Welch’s legal representation did provide a statement addressing scam allegations, arguing that “50% of net proceeds were allocated from the token distribution” and that after accounting for her non-crypto staff payments, she would retain only approximately 3.5% of distributed tokens—far less than critics suggested.
The Devastating Impact on Retail Investors
The HAWK token disaster has inflicted severe financial damage on approximately 14,355 wallet holders who purchased at market prices. Blockchain analysis reveals a stark picture of winners and losers: one sophisticated trader generated $365,000 in profits across 23 transactions executed on launch day, while another accumulated $65,000 in gains. These outliers represent the tiny fraction of participants who successfully timed their exit.
The overwhelming majority of investors who entered the market after the initial euphoria have suffered devastating losses. Many purchased near the peak valuation of $500 million and have watched their capital evaporate as the token descended toward $20 million—a loss representing 96% of their investment value.

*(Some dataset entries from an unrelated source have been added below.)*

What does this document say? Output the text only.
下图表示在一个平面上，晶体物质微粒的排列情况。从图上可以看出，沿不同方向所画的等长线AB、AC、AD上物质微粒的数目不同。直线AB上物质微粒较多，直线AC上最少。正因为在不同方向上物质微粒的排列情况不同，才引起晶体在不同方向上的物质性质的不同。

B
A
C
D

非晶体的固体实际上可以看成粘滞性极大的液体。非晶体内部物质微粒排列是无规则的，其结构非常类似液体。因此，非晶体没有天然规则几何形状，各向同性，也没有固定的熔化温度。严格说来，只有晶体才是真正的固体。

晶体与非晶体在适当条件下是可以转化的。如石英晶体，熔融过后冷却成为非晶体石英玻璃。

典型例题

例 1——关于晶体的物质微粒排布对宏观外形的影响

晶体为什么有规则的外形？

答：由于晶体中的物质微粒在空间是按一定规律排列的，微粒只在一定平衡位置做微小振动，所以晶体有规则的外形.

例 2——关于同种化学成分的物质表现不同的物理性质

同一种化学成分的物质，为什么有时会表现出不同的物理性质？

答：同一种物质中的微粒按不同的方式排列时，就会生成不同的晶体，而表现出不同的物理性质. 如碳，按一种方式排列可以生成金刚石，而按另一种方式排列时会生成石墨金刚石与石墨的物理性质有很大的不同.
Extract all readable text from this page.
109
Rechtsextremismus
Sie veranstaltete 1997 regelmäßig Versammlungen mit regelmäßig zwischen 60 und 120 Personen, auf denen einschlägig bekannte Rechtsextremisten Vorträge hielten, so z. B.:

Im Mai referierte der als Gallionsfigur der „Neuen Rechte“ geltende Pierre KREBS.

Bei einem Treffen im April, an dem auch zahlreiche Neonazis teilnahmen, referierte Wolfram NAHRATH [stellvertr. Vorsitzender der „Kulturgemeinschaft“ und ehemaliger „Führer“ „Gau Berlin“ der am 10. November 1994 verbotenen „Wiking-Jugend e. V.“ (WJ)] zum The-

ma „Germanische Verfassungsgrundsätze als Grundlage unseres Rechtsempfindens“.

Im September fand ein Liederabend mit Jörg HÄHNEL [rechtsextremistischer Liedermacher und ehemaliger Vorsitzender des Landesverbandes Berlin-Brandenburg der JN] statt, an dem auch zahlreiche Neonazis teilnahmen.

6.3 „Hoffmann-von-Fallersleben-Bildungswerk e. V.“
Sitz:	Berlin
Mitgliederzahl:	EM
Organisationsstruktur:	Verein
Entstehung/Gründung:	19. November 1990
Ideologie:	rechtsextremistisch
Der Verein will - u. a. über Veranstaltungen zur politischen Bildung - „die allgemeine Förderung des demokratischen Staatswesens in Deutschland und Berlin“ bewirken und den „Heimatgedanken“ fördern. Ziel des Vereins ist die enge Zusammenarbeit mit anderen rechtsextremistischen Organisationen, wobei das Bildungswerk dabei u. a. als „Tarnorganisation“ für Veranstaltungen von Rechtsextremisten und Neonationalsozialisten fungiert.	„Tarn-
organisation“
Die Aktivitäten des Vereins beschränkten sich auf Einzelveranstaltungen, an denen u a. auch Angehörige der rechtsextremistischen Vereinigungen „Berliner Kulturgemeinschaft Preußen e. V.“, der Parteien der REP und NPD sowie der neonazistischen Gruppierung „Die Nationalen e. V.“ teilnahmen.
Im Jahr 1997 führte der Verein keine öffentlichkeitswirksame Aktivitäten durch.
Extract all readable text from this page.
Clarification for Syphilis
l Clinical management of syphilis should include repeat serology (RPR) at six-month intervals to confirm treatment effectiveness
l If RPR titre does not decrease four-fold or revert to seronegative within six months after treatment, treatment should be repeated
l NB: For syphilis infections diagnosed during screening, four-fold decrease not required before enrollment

Market Lessons and Broader Implications
The Hailey Welch memcoin collapse underscores the extreme risks inherent in celebrity-backed token launches. While memecoins have spawned occasional success stories, this episode highlights how initial hype can mask structural vulnerabilities and inadequate tokenomics. The rapid price collapse, combined with the public silence from project leadership, has intensified debate about verification standards and investor protection mechanisms in the memecoin sector.
The incident also raises questions about the responsibilities of influencers and project teams in managing community expectations and maintaining transparency during market stress.